- Born: 25 September 1934 Rajasthan
- Died: 4 February 1999 (aged 64) Cleveland, United States
- Occupations: Industrialist and Philanthropist, Chairman Bennett, Coleman & Co. Ltd.
- Spouse: Indu Jain
- Children: 3, including Samir Jain and Vineet Jain
- Father: Sahu Shanti Prasad Jain
- Relatives: Sahu Ramesh Chandra Jain

= Ashok Kumar Jain =

Industrialist and philanthropist

Ashok Jain (1934 – 4 February 1999) was the Chairman of Bennett, Coleman & Co., the parent company of The Times of India and other large newspapers.

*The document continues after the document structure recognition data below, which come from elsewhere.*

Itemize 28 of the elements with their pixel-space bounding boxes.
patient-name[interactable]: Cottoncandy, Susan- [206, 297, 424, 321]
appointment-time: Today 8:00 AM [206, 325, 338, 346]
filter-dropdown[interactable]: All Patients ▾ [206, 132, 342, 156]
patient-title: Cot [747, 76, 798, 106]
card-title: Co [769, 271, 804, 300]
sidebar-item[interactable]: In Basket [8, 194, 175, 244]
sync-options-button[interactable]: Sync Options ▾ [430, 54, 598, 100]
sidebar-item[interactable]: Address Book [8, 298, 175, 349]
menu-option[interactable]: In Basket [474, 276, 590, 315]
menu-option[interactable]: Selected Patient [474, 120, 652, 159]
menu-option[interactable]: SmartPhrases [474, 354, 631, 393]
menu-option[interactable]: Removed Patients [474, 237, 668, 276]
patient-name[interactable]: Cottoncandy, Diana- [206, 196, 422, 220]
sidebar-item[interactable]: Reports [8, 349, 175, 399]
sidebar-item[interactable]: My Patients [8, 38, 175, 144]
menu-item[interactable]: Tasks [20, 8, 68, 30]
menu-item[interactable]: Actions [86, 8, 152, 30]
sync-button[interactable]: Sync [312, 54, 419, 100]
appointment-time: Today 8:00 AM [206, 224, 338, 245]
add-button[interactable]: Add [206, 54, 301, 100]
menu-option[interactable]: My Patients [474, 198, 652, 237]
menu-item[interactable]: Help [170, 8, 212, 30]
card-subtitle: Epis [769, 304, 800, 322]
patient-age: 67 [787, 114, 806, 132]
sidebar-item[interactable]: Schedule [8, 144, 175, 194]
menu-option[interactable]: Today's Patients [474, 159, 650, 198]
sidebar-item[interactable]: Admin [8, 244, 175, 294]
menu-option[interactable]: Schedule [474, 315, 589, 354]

==FERA violation charges==
Ashok Jain was indicted and arrested in 1998, a year before his death, in connection with an alleged violation of the FERA (Foreign Exchange Regulation Act). Again, the Times was accused of distorting facts pertaining to the case, even giving Ashok's indictment by the Enforcement Directorate the tint of a larger conspiracy against the Jain community in general. Adding to the controversy were sacked editor H.K. Dua's claims that his dismissal was retaliation for his refusal to comply with Ashok Jain's request to help him out by using his editorial position to build up public support besides lobbying with politicians. The ED, Delhi, arrested Jain from his Carmichael Road residence in Mumbai after 18 months in various courts.

==Personal==
Jain was married to Indu Jain by whom he had two sons, Samir Jain, Vineet Jain and a daughter Nandita. He died on 4 February 1999 in Cleveland, United States at age of 64, following a heart transplant on 10 January. Even after his death, his contribution to the society was noted as the managing trustee of the Bharatiya Jnanpith, which is a leading organisation devoted to the promotion and recognition of the best creative writing in Indian languages.